Хоть Кливы и обожали пересказывать друг другу даже самые незначительные моменты семейной истории – они могли картинно, с риторическими паузами, слово в слово, воспроизвести сцены у смертного одра или предложения руки и сердца, приключившиеся сотню лет тому назад, – но события того ужасного Дня матери они не обсуждали никогда. Не обсуждали они их даже когда пару Кливов сводила вместе долгая поездка в авто или бессонница на полуночной кухне и можно было посекретничать, это-то было из ряда вон, потому что в таких семейных беседах Кливы и познавали мир. Они без устали воскрешали в семейном кругу даже самые страшные, самые непостижимые беды – как еще младенцем угорела при пожаре двоюродная сестра Шарлотты, как погиб на охоте ее дядя, когда Шарлотта была еще школьницей.
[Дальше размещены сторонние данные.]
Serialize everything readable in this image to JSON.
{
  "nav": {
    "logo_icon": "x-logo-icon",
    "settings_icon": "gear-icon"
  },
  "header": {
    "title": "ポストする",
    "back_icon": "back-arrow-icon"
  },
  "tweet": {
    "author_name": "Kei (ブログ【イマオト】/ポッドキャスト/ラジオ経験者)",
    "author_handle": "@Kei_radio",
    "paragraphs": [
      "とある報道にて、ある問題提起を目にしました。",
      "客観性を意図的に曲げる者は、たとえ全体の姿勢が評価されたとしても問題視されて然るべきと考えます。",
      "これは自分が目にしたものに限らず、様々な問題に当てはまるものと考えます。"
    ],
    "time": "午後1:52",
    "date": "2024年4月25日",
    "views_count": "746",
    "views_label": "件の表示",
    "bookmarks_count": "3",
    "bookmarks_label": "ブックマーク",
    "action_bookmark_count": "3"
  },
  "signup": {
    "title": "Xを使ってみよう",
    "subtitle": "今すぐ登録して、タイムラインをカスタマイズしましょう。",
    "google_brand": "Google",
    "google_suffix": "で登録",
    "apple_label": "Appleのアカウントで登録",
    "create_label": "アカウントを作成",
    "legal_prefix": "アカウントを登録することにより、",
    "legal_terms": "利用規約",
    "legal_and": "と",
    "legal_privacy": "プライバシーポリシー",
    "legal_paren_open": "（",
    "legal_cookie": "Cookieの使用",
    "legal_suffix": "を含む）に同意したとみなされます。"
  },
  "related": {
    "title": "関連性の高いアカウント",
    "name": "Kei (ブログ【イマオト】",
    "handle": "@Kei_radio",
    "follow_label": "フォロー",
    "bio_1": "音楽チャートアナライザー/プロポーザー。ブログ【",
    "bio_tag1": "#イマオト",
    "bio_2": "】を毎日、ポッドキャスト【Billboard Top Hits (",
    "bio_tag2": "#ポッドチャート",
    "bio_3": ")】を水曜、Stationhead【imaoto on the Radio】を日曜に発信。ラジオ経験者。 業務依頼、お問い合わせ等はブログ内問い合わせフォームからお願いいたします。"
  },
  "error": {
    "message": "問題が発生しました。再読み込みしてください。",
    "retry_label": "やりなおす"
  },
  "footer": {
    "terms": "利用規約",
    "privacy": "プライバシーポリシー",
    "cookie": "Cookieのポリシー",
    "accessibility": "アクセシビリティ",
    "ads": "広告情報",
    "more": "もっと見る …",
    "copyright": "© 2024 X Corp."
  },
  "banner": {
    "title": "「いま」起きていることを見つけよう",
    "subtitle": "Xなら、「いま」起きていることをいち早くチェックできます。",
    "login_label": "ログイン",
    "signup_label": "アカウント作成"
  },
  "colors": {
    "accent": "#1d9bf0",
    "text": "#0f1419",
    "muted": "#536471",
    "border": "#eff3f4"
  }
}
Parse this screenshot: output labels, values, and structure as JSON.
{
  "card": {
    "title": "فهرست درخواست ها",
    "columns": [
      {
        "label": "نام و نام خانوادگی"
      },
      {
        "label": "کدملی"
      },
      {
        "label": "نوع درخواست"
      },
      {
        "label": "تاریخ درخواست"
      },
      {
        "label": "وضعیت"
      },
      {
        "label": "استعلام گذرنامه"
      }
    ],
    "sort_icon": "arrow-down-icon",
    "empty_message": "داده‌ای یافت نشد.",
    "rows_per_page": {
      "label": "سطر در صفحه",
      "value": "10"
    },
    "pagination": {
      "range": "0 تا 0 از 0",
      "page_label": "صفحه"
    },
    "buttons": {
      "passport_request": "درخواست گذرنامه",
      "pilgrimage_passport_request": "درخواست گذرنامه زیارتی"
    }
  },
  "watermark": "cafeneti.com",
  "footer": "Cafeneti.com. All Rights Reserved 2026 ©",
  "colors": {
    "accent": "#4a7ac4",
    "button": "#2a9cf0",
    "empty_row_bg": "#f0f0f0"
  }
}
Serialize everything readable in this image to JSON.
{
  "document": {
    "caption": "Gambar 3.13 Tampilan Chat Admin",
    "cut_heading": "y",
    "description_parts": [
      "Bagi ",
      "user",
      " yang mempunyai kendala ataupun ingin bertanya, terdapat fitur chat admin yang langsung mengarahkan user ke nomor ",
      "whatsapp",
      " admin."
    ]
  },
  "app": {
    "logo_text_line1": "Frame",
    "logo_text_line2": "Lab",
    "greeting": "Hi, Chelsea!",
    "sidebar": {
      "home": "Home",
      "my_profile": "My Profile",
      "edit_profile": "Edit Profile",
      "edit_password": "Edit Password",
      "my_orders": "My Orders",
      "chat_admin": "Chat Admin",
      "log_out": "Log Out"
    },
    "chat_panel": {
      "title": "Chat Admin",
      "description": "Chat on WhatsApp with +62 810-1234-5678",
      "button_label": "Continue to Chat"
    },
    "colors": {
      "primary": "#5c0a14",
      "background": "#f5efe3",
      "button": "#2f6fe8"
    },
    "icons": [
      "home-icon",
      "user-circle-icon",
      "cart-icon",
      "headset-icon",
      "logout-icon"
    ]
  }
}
Мягкий голос бабки и суровый матери гармонично сплетались с дедовым баритоном и трескотней теток, и стоило одному предприимчивому солисту приукрасить мелодию, как хор тотчас же подхватывал и доводил новый мотив до ума, пока всеобщими усилиями не выходила совсем новая песня, после чего вся честная компания заучивала эту песню наизусть и пела ее до тех пор, пока песня не подменяла собой правду, потихоньку стирая все воспоминания о произошедшем. Вот так вот и выходило, что разъяренный пожарник, которому не удалось откачать крохотное тельце, в пересказе принимался трогательно рыдать, а приунывшая охотничья собака, которую смерть хозяина на пару недель выбила из колеи, назначалась вдруг той самой сраженной горем Султанкой из семейных легенд, что безустанно рыскала по дому в поисках любимого папочки, ночи напролет безутешно выла в будке и принималась радостно гавкать, стоило появиться во дворе милому призраку, потому что только она его и чуяла. “Собаки видят то, чего люди не видят”, – как по команде в нужный момент нараспев произносила тетка Тэт. Она была склонна к мистицизму, и призрак был ее изобретением.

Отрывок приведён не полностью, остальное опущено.